Üretiminin yüzde 90’ını ihraç eden Körfez Döküm, müşteri sayısını 400’e çıkardı
Üretiminin yüzde 90’ını ihraç eden Körfez Döküm, 2021’de Rusya, Afrika, Amerika ve Uzak Doğu pazarlarına da ağırlık vererek ihracat yaptığı müşteri sayısını 400’e çıkardı.
Madencilik, çimento ve enerji sektörlerine hizmet veren Körfez Döküm, butik bir ihtisas dökümhanesi olarak, Avrupa’da bulunan mühendislik merkezi, dünyanın farklı yerlerinde bulunan ofisleri ve kurduğu geniş temsilcilik sistemiyle, ürünlerini 5 kıtada 70 ülkeye ihraç ediyor.
Üretimin yüzde 90’ını başta Avrupa ülkeleri olmak üzere dünyanın farklı ülkelerine ihraç ettiklerini söyleyen Körfez Döküm Fabrika Müdürü Mustafa Yeğin, “2021’de Rusya, Afrika, Amerika ve Uzak Doğu pazarlarına da ağırlık vererek ihracat yaptığı müşteri sayısını 400’e çıkardık. İleri düzeyde mühendislik çözümleri sunmakla birlikte, firma bünyesinde faaliyet gösteren Ürün ve Proses Mühendisliği Bölümü haricinde, Almanya’da konusunda uzman kişilerden oluşan proje mühendisliği ofisine sahibiz” dedi.

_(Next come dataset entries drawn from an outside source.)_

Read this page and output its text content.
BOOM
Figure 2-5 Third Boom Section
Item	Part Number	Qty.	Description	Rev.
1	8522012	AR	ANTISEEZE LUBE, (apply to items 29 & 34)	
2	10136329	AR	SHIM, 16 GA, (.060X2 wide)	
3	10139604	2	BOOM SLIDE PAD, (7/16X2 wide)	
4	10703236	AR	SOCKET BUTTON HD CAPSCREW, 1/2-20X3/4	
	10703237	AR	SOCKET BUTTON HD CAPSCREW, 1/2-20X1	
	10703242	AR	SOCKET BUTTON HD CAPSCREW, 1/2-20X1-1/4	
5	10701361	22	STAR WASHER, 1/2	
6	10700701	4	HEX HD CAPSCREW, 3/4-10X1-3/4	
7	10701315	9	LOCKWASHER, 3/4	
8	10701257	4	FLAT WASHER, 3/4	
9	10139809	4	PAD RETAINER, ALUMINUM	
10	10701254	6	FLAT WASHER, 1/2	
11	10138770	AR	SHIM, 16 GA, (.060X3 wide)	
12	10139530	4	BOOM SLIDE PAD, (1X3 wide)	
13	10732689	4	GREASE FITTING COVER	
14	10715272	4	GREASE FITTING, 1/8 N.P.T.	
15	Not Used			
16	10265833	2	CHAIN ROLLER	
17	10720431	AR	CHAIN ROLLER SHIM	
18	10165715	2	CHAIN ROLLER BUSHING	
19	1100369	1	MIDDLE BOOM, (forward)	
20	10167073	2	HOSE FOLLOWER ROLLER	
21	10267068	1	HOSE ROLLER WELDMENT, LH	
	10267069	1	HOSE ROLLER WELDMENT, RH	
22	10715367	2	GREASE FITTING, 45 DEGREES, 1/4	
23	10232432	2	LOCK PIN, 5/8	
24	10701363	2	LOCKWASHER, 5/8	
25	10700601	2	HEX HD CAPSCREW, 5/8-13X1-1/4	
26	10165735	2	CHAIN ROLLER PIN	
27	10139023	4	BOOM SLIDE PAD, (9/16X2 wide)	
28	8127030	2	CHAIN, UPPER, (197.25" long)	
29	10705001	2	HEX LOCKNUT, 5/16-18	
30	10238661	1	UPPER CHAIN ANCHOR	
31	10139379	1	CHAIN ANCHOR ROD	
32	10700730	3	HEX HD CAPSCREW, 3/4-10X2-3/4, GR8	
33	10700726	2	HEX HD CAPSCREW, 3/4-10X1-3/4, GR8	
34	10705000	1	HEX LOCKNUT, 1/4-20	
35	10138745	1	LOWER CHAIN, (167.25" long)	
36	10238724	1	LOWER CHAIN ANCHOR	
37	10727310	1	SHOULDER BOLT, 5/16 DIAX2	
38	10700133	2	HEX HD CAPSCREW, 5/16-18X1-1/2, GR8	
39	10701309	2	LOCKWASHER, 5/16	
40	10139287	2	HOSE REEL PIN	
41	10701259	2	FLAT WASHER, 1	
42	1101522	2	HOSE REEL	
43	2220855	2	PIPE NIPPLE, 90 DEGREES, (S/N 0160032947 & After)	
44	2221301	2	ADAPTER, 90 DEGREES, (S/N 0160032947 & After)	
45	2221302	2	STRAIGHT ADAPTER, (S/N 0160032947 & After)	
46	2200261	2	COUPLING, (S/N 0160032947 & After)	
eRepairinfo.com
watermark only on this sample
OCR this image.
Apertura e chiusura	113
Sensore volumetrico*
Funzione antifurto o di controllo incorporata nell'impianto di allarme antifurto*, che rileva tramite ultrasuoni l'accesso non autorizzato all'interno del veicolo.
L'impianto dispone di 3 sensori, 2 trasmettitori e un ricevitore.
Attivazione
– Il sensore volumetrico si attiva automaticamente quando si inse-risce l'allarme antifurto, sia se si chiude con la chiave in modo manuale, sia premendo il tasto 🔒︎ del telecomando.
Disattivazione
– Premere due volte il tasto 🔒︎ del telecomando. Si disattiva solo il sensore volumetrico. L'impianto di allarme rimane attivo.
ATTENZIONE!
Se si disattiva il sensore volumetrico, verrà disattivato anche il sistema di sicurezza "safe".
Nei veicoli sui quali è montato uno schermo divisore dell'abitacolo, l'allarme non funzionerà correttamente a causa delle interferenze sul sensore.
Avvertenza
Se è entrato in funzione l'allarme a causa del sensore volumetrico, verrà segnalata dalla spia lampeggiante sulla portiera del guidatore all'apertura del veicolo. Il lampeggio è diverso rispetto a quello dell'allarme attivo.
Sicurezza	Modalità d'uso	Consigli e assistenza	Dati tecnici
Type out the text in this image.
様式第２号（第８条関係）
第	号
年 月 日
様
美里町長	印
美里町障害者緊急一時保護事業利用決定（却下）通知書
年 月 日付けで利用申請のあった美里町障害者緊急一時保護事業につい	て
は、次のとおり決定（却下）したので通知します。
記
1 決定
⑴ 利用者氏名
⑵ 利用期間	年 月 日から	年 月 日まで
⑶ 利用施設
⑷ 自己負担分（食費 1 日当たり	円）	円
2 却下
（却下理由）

Mühendislik çözümleri ve çözüm odaklı yaklaşımlarının işletmelerine rekabetsel avantaj sağladığını belirten Mustafa Yeğin, başlıca global ana sanayi firmalarının direkt tedarikçisi olduklarını, müşterilerinin üretim proseslerinde iyileştirme yapılabilecek yönleri mühendislik altyapıları ve tecrübeleri ile sağladıklarını söyledi. Müşterilerinden gelen her talebin Ürün ve Proses Mühendisliği Bölümü tarafından incelenerek üretim süreçlerine dahil edildiğinin ve kaliteyi tüm üretim süreçlerinin temeline aldıklarının önemle altını çizen Yeğin, “Bu felsefemiz de Körfez Döküm’ün sektörde tercih edilen bir marka olmasına olanak sağlıyor ve hatta sektörün en büyük rakipleri olarak bilinen Çin’e ve Hindistan’a dahi ürün satabiliyoruz. Bunu da ciddi mühendislik çalışmalarımızın yansıması olarak değerlendiriyoruz” açıklamasını yaptı.
Yalın üretim odaklı çalıştıklarını söyleyen Yeğin, tüm yalın üretim konularını aktif olarak uyguladıklarını ve israfları elimine etmek için önce veri toplanacak düzeyde bir yerleşim ve organizasyon yapısı oluşturduklarını ve bu sayede, her prosesten çoğunluğu otomatik olabilecek şekilde veri topladıklarını, topladıkları metrikleri takip ettiklerini, değerlendirdiklerini ve iyileştirme yönünde çalışmalar yaptıklarını belirtti. Yeğin, kendisi ve ekibi sürekli sahada olduğu için karar verme mekanizmasını çok hızlı çalıştırdıklarını ve aksiyon aldıklarını dile getirdi.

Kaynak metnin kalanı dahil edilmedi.